Она в ужасе сжимает простыни. Как же так, все, что было тридцать лет назад, — лица, события, даже разговоры слово в слово — она помнит прекрасно, а вот что внуки вчера приходили — забыла. Нет, не может быть. Похоже, память у нее теперь стала сродни картинам импрессионистов: чем ближе подходишь, тем меньше видно. Уткнешься носом в полотно — и увидишь только мазки и пятна. И у памяти еще много фокусов в рукаве припрятано. Воспоминания путаются, путаются события, люди, даты. Иногда Берта зовет сына Льюисом. Один раз она слышала, как сын обсуждает с врачом политику президента, и высказала свое мнение по поводу Рузвельта. Они оглянулись на Берту, и Дэвид сказал: «Мы о Кеннеди говорим, матушка». Имя врача ей тоже никак не удается запомнить.
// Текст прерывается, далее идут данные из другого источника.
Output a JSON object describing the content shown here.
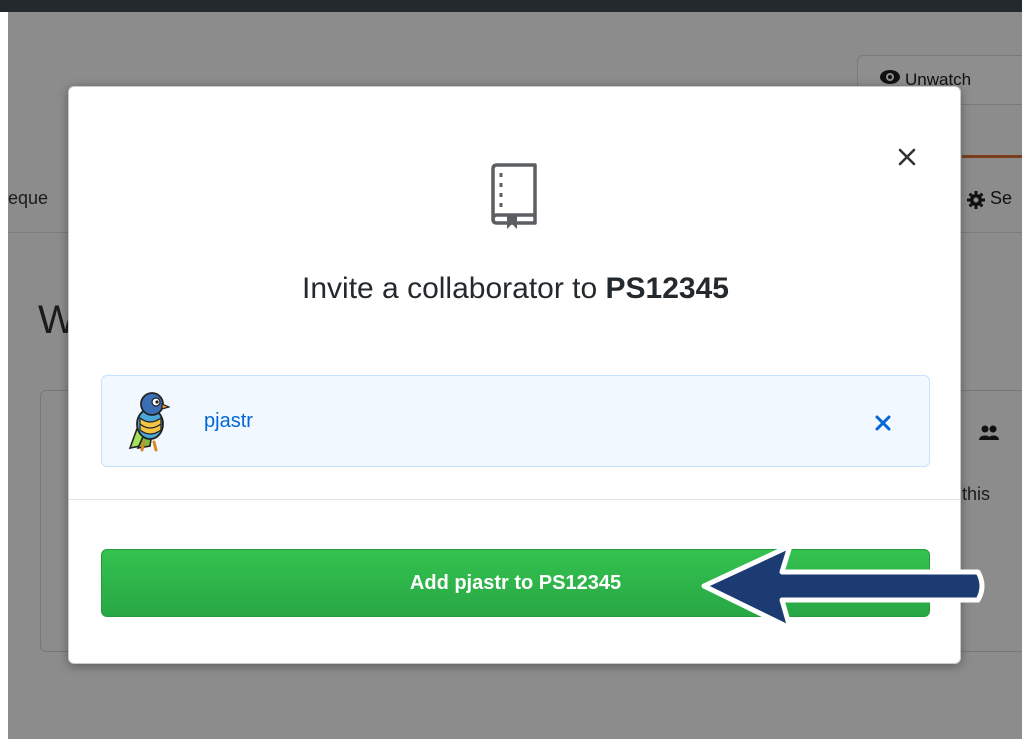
{
  "background": {
    "left_tab_fragment": "eque",
    "heading_fragment": "W",
    "watch_button_label": "Unwatch",
    "settings_tab_fragment": "Se",
    "paragraph_fragment": "this"
  },
  "modal": {
    "title_prefix": "Invite a collaborator to ",
    "repo_name": "PS12345",
    "selected_user": {
      "username": "pjastr"
    },
    "add_button_label": "Add pjastr to PS12345"
  },
  "colors": {
    "primary_green": "#28a745",
    "link_blue": "#0366d6",
    "annotation_arrow": "#1d3b73"
  },
  "icons": {
    "close": "close-icon",
    "repo": "repo-book-icon",
    "remove": "remove-x-icon",
    "watch": "eye-icon",
    "settings": "gear-icon",
    "people": "people-icon",
    "annotation": "arrow-left-icon"
  }
}
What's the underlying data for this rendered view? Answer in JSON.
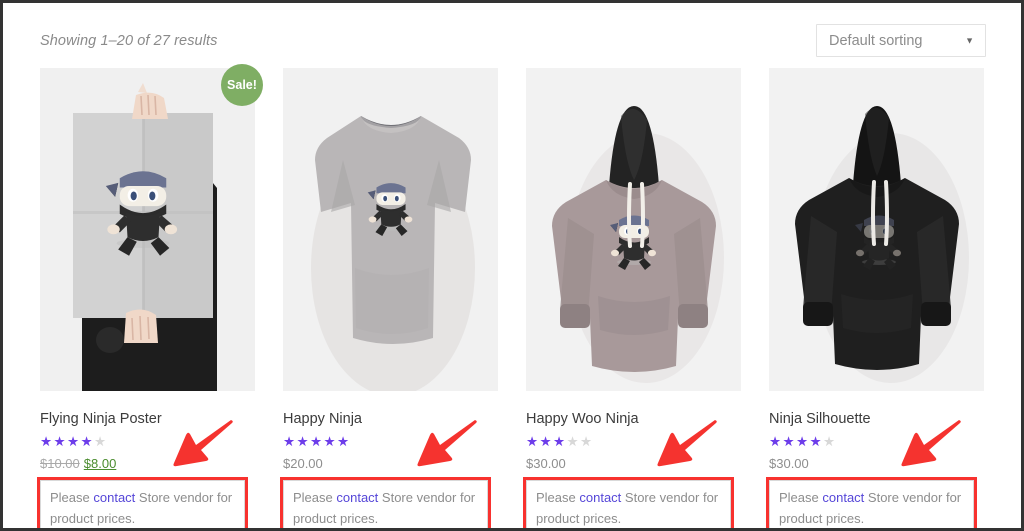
{
  "header": {
    "results_text": "Showing 1–20 of 27 results",
    "sorting": {
      "selected": "Default sorting",
      "caret_icon": "chevron-down-icon"
    }
  },
  "colors": {
    "sale_badge_bg": "#7fae64",
    "star_filled": "#6d3dea",
    "star_empty": "#d8d8d8",
    "sale_price": "#4a8c2e",
    "link": "#5546d8",
    "annotation_red": "#f8322f"
  },
  "notice": {
    "prefix": "Please ",
    "link": "contact",
    "suffix": " Store vendor for product prices."
  },
  "products": [
    {
      "title": "Flying Ninja Poster",
      "image_name": "flying-ninja-poster-image",
      "rating_filled": 4,
      "rating_total": 5,
      "on_sale": true,
      "sale_badge": "Sale!",
      "old_price": "$10.00",
      "price": "$8.00"
    },
    {
      "title": "Happy Ninja",
      "image_name": "happy-ninja-tshirt-image",
      "rating_filled": 5,
      "rating_total": 5,
      "on_sale": false,
      "sale_badge": "",
      "old_price": "",
      "price": "$20.00"
    },
    {
      "title": "Happy Woo Ninja",
      "image_name": "happy-woo-ninja-hoodie-image",
      "rating_filled": 3,
      "rating_total": 5,
      "on_sale": false,
      "sale_badge": "",
      "old_price": "",
      "price": "$30.00"
    },
    {
      "title": "Ninja Silhouette",
      "image_name": "ninja-silhouette-hoodie-image",
      "rating_filled": 4,
      "rating_total": 5,
      "on_sale": false,
      "sale_badge": "",
      "old_price": "",
      "price": "$30.00"
    }
  ]
}
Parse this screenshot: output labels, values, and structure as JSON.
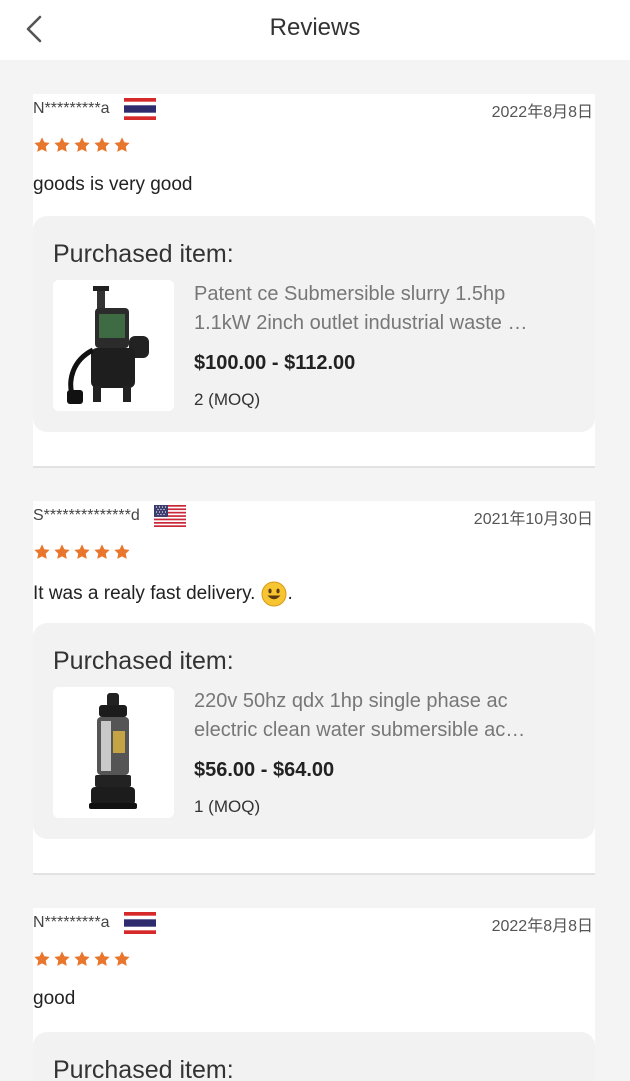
{
  "header": {
    "title": "Reviews"
  },
  "reviews": [
    {
      "reviewer": "N*********a",
      "flag": "thailand-flag",
      "date": "2022年8月8日",
      "rating": 5,
      "comment": "goods is very good",
      "comment_suffix": "",
      "purchase_label": "Purchased item:",
      "product_line1": "Patent ce Submersible slurry 1.5hp",
      "product_line2": "1.1kW 2inch outlet industrial waste …",
      "price": "$100.00 - $112.00",
      "moq": "2 (MOQ)"
    },
    {
      "reviewer": "S**************d",
      "flag": "usa-flag",
      "date": "2021年10月30日",
      "rating": 5,
      "comment": "It was a realy fast delivery.",
      "comment_suffix": ".",
      "purchase_label": "Purchased item:",
      "product_line1": "220v 50hz qdx 1hp single phase ac",
      "product_line2": "electric clean water submersible ac…",
      "price": "$56.00 - $64.00",
      "moq": "1 (MOQ)"
    },
    {
      "reviewer": "N*********a",
      "flag": "thailand-flag",
      "date": "2022年8月8日",
      "rating": 5,
      "comment": "good",
      "comment_suffix": "",
      "purchase_label": "Purchased item:"
    }
  ],
  "colors": {
    "star": "#e8762d",
    "background": "#f4f4f4",
    "card": "#ffffff",
    "purchase_box": "#f2f2f2"
  }
}
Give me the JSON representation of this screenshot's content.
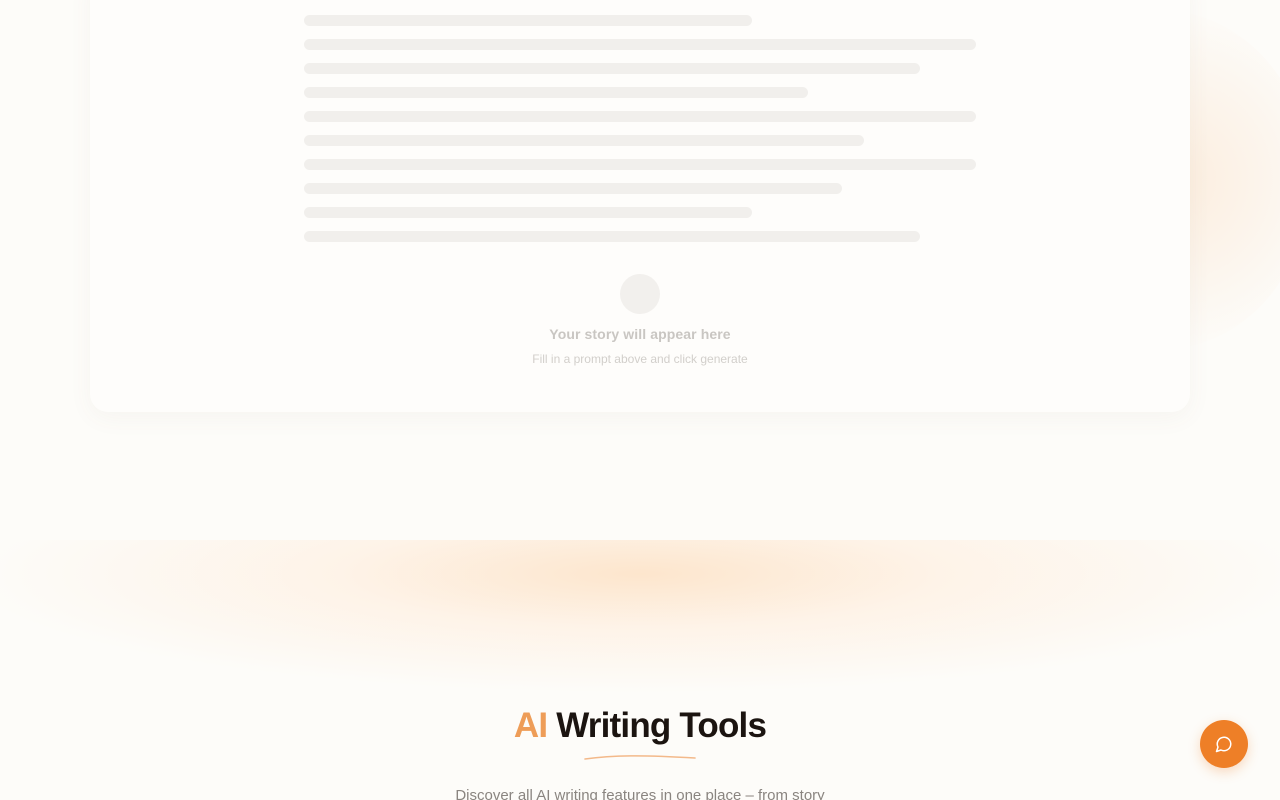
{
  "output_panel": {
    "empty_title": "Your story will appear here",
    "empty_subtitle": "Fill in a prompt above and click generate"
  },
  "section": {
    "title_accent": "AI",
    "title_main": "Writing Tools",
    "description": "Discover all AI writing features in one place – from story"
  },
  "chat": {
    "icon": "chat-bubble-icon",
    "color": "#ee7f27"
  },
  "colors": {
    "accent": "#ee9d58",
    "heading": "#1b1410",
    "background": "#fdfcf9",
    "skeleton": "#f1efec"
  }
}
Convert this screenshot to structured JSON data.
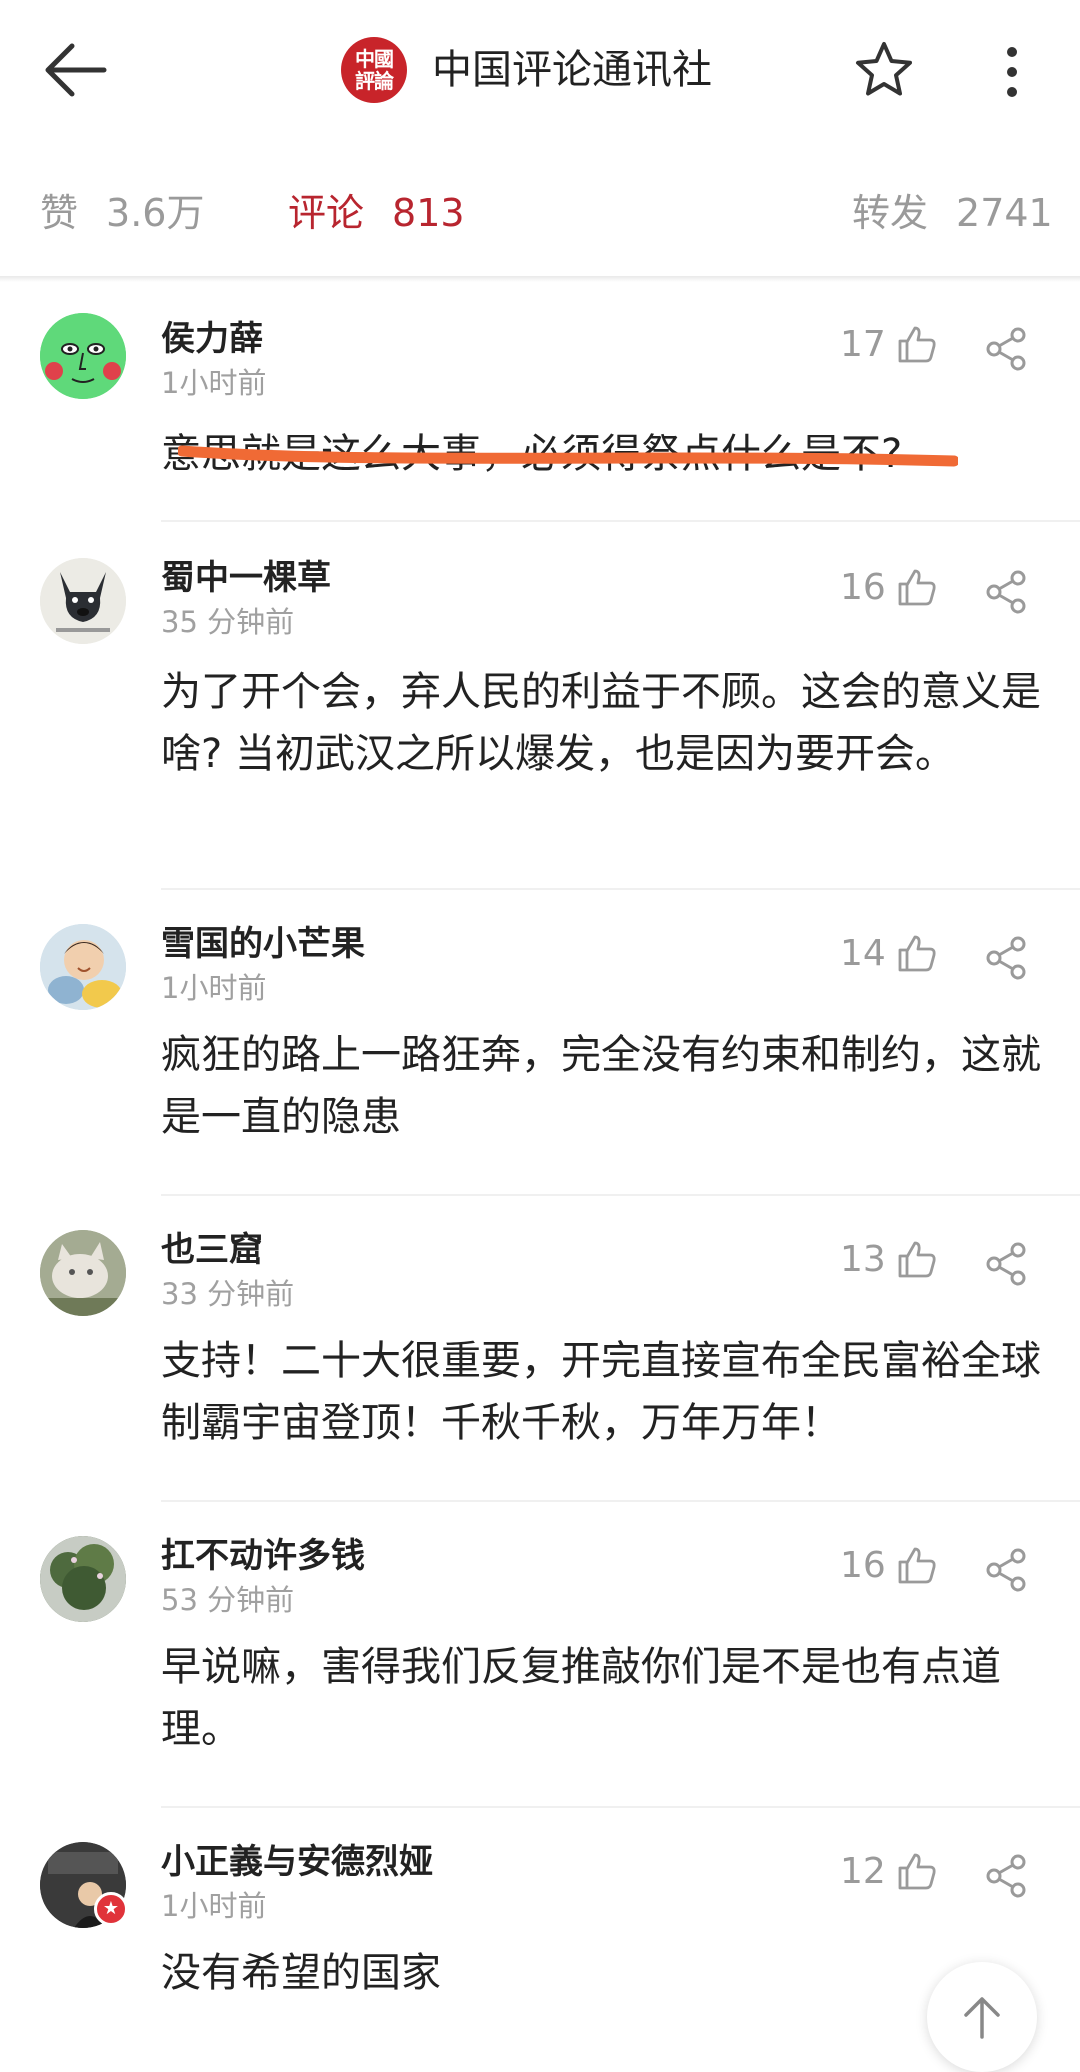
{
  "header": {
    "title": "中国评论通讯社",
    "logo_text": "中國評論"
  },
  "stats": {
    "likes_label": "赞",
    "likes_value": "3.6万",
    "comments_label": "评论",
    "comments_value": "813",
    "reposts_label": "转发",
    "reposts_value": "2741"
  },
  "comments": [
    {
      "user": "侯力薛",
      "time": "1小时前",
      "likes": "17",
      "text": "意思就是这么大事，必须得祭点什么是不?"
    },
    {
      "user": "蜀中一棵草",
      "time": "35 分钟前",
      "likes": "16",
      "text": "为了开个会，弃人民的利益于不顾。这会的意义是啥? 当初武汉之所以爆发，也是因为要开会。"
    },
    {
      "user": "雪国的小芒果",
      "time": "1小时前",
      "likes": "14",
      "text": "疯狂的路上一路狂奔，完全没有约束和制约，这就是一直的隐患"
    },
    {
      "user": "也三窟",
      "time": "33 分钟前",
      "likes": "13",
      "text": "支持！二十大很重要，开完直接宣布全民富裕全球制霸宇宙登顶！千秋千秋，万年万年！"
    },
    {
      "user": "扛不动许多钱",
      "time": "53 分钟前",
      "likes": "16",
      "text": "早说嘛，害得我们反复推敲你们是不是也有点道理。"
    },
    {
      "user": "小正義与安德烈娅",
      "time": "1小时前",
      "likes": "12",
      "text": "没有希望的国家"
    }
  ],
  "colors": {
    "accent": "#b8252f",
    "underline": "#f06a35",
    "muted": "#9a9a9a"
  }
}
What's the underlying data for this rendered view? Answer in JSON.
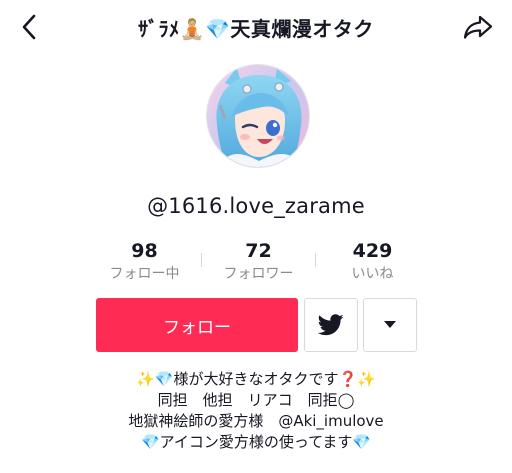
{
  "header": {
    "title": "ｻﾞﾗﾒ🧘🏼💎天真爛漫オタク",
    "back_icon": "chevron-left-icon",
    "share_icon": "share-arrow-icon"
  },
  "profile": {
    "username": "@1616.love_zarame",
    "avatar_icon": "avatar-illustration"
  },
  "stats": [
    {
      "value": "98",
      "label": "フォロー中"
    },
    {
      "value": "72",
      "label": "フォロワー"
    },
    {
      "value": "429",
      "label": "いいね"
    }
  ],
  "actions": {
    "follow_label": "フォロー",
    "twitter_icon": "twitter-bird-icon",
    "dropdown_icon": "caret-down-icon",
    "accent_color": "#fe2c55"
  },
  "bio": [
    "✨💎様が大好きなオタクです❓✨",
    "同担　他担　リアコ　同拒◯",
    "地獄神絵師の愛方様　@Aki_imulove",
    "💎アイコン愛方様の使ってます💎"
  ]
}
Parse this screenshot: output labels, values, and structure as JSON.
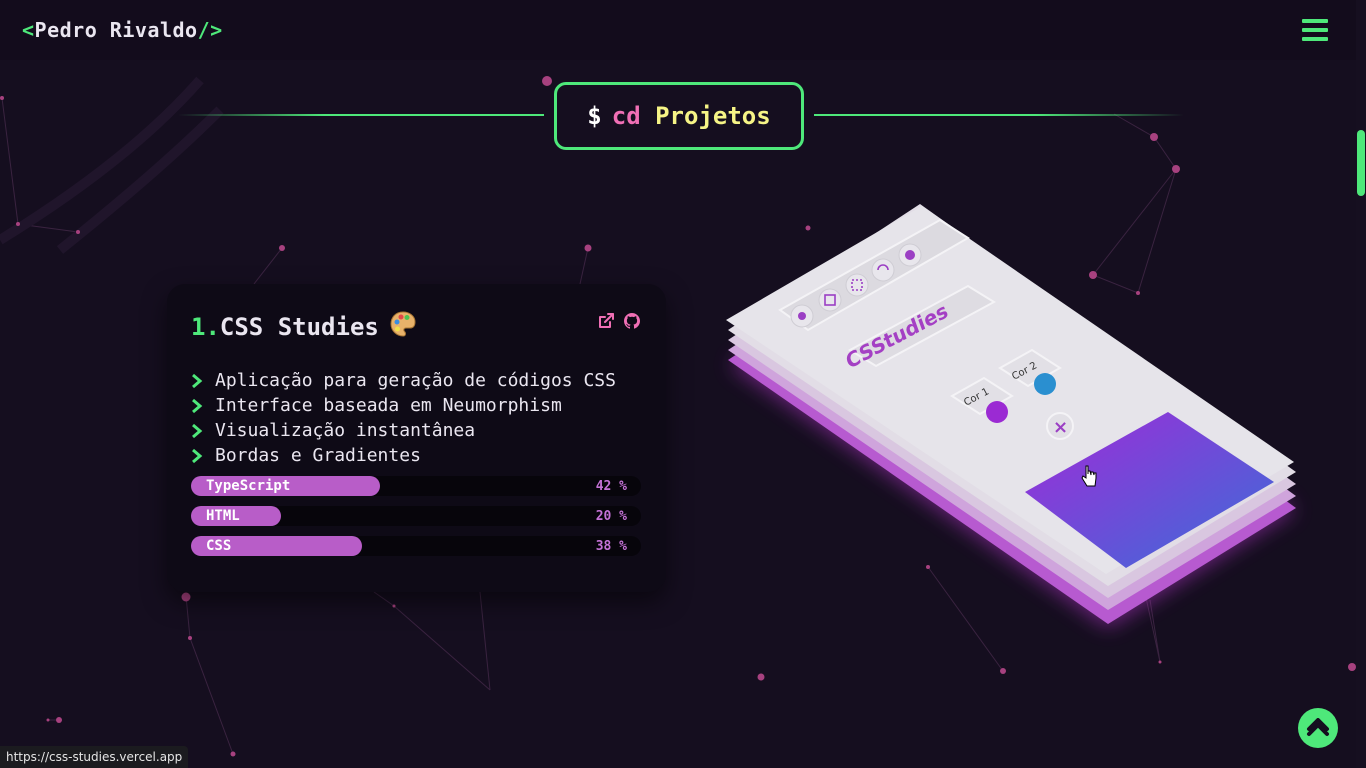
{
  "header": {
    "logo_open": "<",
    "logo_name": "Pedro Rivaldo",
    "logo_close": "/>"
  },
  "section": {
    "prompt": "$",
    "command": "cd",
    "directory": "Projetos"
  },
  "project": {
    "number": "1.",
    "title": "CSS Studies",
    "emoji": "🎨",
    "icons": [
      "external-link-icon",
      "github-icon"
    ],
    "features": [
      "Aplicação para geração de códigos CSS",
      "Interface baseada em Neumorphism",
      "Visualização instantânea",
      "Bordas e Gradientes"
    ],
    "languages": [
      {
        "name": "TypeScript",
        "percent": 42,
        "label": "42 %"
      },
      {
        "name": "HTML",
        "percent": 20,
        "label": "20 %"
      },
      {
        "name": "CSS",
        "percent": 38,
        "label": "38 %"
      }
    ]
  },
  "mockup": {
    "app_name": "CSStudies",
    "color1_label": "Cor 1",
    "color2_label": "Cor 2",
    "remove_symbol": "×"
  },
  "statusbar": {
    "url": "https://css-studies.vercel.app"
  },
  "colors": {
    "accent_green": "#4ee87a",
    "accent_purple": "#b85dc8",
    "command_pink": "#f06fb5",
    "directory_yellow": "#f6f486",
    "background": "#150e1f"
  }
}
Совсем молодой мальчишка, еврей, то ли Вальденберг, то ли Вальденштайн, то ли Стайнбергвальд, то ли Бергсвальдштайн. Бритый череп, сумрачное выражение лица. Берта ему не доверяет. Она попросила Дэвида позвать доктора Фетчетта, и оказалось, бедняга умер еще в пятьдесят седьмом. Глупости какие, он же приходит к ней в палату. Каждый день приходит, температуру меряет, стоит у кровати, утешает Берту: «Дорогая моя, вы так бледны! Не желаете ли стаканчик виски?» У нее как будто обострилось зрение, до болезни она бы его лица так ясно не видела. Голубые прожилки на лбу, черные точки на огромном носу, влажно поблескивающие ноздри. Как у коровы. Да уж, красавцем его никак не назовешь. Берта смотрит на увядающие цветы и силится вспомнить, кто же их прислал. Снова и снова спрашивает Дэвида, почему ей нельзя вернуться домой.
Хуже всего не то, что разум ей изменяет, а то, что она отдает себе в этом отчет. Старость представлялась Берте счастливым временем, потому что слабоумия своего человек не ощущает. Он все путает, но не знает об этом. Но Берта же видит, как с ней разговаривают. Тихий, успокаивающий голос. С такой интонацией обращаются к детям и животным. Ее уговаривают поесть. И подписать документы, перекладывающие ответственность за все решения на Дэвида. Кудахчут над ней и квохчут, и ей приходится выгонять их вон. Они ведь не о ней заботятся. Нет, Берта решительно отказывается иметь с ними дело, во всяком случае, до тех пор, пока они не оставят этот снисходительный тон. И все же нотариусы возвращаются. Суют ей под нос ручки, бумагу, доверенности, завещания, закладные, договоры. Она всех отправляет к Дэвиду, а они все равно приходят. Хитрые, паразиты. Ждут, пока он уедет, и просачиваются в палату. Тут у кого хочешь терпение лопнет.